Shortly afterwards, Minister of State for Industries and Production Hammad Azhar tweeted a graph to make the point that food inflation was witnessing a temporary spike in South Asia. “South Asia has witnessed a temporary food inflation spike. Govt will take all measures needed to reduce prices of essential commodities. Imported wheat and sugar will be released at control rates by provinces. All options are being examined for other commodities,” he tweeted. Hammad Azhar said imported wheat and sugar will be released at control rates by provinces to alleviate the inflationary pressure on the masses.
The federal government earlier constituted a National Price Monitoring Committee led by the finance ministry. The last meeting held on the directions of the PM’s office discussed “the abnormal variation in the prices of perishable items such as tomatoes, potatoes, onions as well as other essential items like wheat, sugar and chicken.”

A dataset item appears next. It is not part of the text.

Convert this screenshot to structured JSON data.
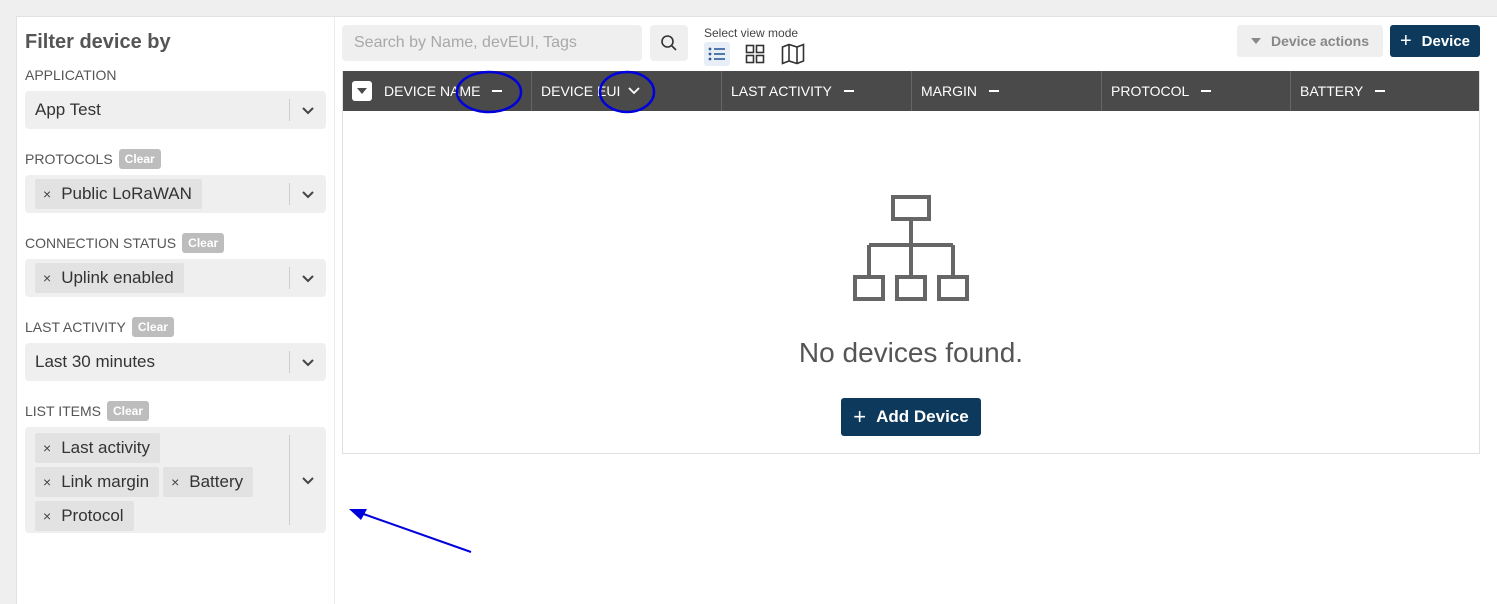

Both the main opposition parties, the PPP and the PML-N, have also criticised the government for the price hike. Latest Sensitive Price Index (SPI) released by the Pakistan Bureau of Statistics (PBS) shows that weekly inflation for the combined group in the period ending on Oct 8 increased by 1.24pc on the back of an uptick in prices of essential food items.
The PBS calculates the Sensitive Price Index (SPI) based on the prices of 51 essential items from 50 markets across 17 cities of the country. For the lowest income group earning below Rs 17,732 per month, the SPI increased by 1.56pc, while the SPI for the highest-earning group i.e. those earning above Rs 44,175, recorded an increase of 1.08pc.
Items that witnessed a price increase during the week included: tomatoes, up 16.39pc; onions, up 12.78pc; eggs 10.78pc; chicken 5.34pc; wheat flour bag 2.78pc; potatoes 2.64pc; moong pulse 1.21pc; and sugar 1.03pc. A look at PBS data shows that prices have been rising in the country for over a year largely because of disruptions in food supply chains and periodic hikes in the administered prices of electricity and gas rather than a surge in demand for goods and services.
In September, wheat price surged by 5pc and wheat flour price by 3.14pc from the previous month. Similarly, prices of almost all pulses and vegetables also increased. Food inflation is still in the double-digits, posting a rise in the outgoing month. In urban areas, it jumped by 12.4pc in September on a yearly basis and an increase of 3pc on a monthly basis, whereas the respective price level growth in rural areas stood at 15.8pc on a yearly basis and an increase of 3.8pc on a monthly basis.